Anch'io sono generalmente beneducata, perciò educatamente ringrazio. :-)
Grazie!
Comunque uno che non è nemmeno capace di entrare in un centro commerciale senza comprare esclusivamente ciò che aveva in mente di comprare, merita ampiamente ogni male.
Io trovo che tu sia deliziosamente acido, ultimamente. ;)
E grazie per avermi illuminata :)
Guarda, quasi mi sento un poco in colpa a raccontare questa cosa ma la racconto lo stesso. L'altro giorno, io che lavoro in un centro commerciale dove tutto va veloce è industrializzato e tutto puzza di panini McDonalds, sono andato a una conferenza dove a parlare erano quelli di Slow Food. Insomma, dopo che uno di loro dice che dobbiamo riprenderci il nostro tempo e che il cibo segue un logica industriale e che Slow Food deve entrare nelle scuole, io mi innervosisco un po' e alzo la mano. Chiedo: ma non è che la logica industriale è una risposta a qualcosa, tipo la sovrappopolazione? Non mi hanno risposto perchè, mi hanno detto, la domanda era troppo difficile e non c'era tempo.

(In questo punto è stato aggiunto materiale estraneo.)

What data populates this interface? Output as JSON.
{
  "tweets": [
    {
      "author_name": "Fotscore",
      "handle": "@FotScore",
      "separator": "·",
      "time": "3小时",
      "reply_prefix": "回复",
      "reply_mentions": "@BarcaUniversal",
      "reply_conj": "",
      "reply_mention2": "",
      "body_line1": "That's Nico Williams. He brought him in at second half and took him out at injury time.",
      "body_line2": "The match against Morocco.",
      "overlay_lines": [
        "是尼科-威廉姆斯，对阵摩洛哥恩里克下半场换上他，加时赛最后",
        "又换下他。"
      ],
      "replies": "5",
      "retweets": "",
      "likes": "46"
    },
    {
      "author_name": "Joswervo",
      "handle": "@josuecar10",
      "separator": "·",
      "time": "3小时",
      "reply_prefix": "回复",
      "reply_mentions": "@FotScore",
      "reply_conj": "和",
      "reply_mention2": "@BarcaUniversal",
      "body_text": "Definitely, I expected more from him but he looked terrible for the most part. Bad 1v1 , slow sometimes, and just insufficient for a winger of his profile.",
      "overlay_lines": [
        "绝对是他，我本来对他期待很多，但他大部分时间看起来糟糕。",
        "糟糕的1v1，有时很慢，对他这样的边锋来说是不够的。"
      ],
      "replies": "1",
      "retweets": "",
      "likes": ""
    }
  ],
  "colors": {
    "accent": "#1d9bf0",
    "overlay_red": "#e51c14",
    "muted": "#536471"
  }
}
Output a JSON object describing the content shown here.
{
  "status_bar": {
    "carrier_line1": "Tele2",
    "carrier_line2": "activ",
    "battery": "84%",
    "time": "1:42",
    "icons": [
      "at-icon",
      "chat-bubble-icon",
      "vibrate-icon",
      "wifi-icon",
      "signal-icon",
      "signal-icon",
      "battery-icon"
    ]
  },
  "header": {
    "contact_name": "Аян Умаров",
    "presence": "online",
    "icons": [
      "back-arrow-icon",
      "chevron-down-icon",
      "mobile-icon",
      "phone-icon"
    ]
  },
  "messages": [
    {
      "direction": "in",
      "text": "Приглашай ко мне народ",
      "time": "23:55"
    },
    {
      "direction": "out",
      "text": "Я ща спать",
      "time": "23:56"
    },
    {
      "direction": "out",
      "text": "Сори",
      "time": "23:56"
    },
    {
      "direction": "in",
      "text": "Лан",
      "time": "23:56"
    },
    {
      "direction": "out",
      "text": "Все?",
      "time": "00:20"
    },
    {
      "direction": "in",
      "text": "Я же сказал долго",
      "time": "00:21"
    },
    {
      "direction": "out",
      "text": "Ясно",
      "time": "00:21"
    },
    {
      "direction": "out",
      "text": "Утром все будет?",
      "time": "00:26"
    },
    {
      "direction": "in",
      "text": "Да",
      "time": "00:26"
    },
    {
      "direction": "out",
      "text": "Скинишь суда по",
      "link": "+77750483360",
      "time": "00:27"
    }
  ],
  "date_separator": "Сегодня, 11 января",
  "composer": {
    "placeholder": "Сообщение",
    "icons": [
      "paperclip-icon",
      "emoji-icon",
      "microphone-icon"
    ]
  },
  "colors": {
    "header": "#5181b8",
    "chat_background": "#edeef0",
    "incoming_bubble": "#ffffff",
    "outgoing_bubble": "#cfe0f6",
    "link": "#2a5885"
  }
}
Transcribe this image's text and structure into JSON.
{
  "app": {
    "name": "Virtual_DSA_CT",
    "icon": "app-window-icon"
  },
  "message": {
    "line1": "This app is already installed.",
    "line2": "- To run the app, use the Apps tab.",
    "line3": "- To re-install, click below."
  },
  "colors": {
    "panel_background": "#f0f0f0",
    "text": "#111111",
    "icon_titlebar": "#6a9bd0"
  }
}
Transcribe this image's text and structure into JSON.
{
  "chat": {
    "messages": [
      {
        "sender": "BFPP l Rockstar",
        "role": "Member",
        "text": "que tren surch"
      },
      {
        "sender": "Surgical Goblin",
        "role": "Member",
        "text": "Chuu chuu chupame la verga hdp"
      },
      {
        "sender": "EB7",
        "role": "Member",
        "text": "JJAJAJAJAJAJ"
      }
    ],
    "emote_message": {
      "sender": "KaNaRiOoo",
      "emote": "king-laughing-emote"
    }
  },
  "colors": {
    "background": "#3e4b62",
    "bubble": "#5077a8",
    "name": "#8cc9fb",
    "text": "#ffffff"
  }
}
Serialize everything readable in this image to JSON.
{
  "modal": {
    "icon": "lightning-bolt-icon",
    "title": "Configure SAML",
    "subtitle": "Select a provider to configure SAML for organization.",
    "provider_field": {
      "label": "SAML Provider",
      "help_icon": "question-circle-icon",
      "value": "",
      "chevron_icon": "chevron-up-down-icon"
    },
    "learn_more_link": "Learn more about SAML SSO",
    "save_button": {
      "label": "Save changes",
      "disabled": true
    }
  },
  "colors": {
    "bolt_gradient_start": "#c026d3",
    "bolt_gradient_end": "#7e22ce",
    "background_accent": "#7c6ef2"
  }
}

Non c'era tempo. Mi sono alzato e me ne sono andato un poco contento di lavorare in un centro commerciale, tra indiani, pakistani, magrebini e, naturalmente, italiani. Qualcuno stronzo, qualcuno no. Mi pagano per vendere e raccontare fregnacce (ma anche no), come quasi tutti penso. Spesso, questo volevo dire, fuori dal centro commerciale il mondo è più brutto. E non ti pagano per stare con certa gente.
Credo che non avrei mai letto l'articolo che menzioni... Ma grazie di avermi fermata, comunque!
IpaziaS, beneducatamente acida.
A me ogni voltas che si parla di Slow Food e di Carlin Petrini viene istintivamente da metter mano alla pistola: come Goebbels con la cultura.
Mah... i soliti luoghi comuni sui centri commerciali.
Una cosa che hanno detto purtroppo però è vera: nei negozi dei cc fuori stagione non si trova nulla e cosa ancora peggiore le stagioni sono molto anticipate rispetto alla realtà.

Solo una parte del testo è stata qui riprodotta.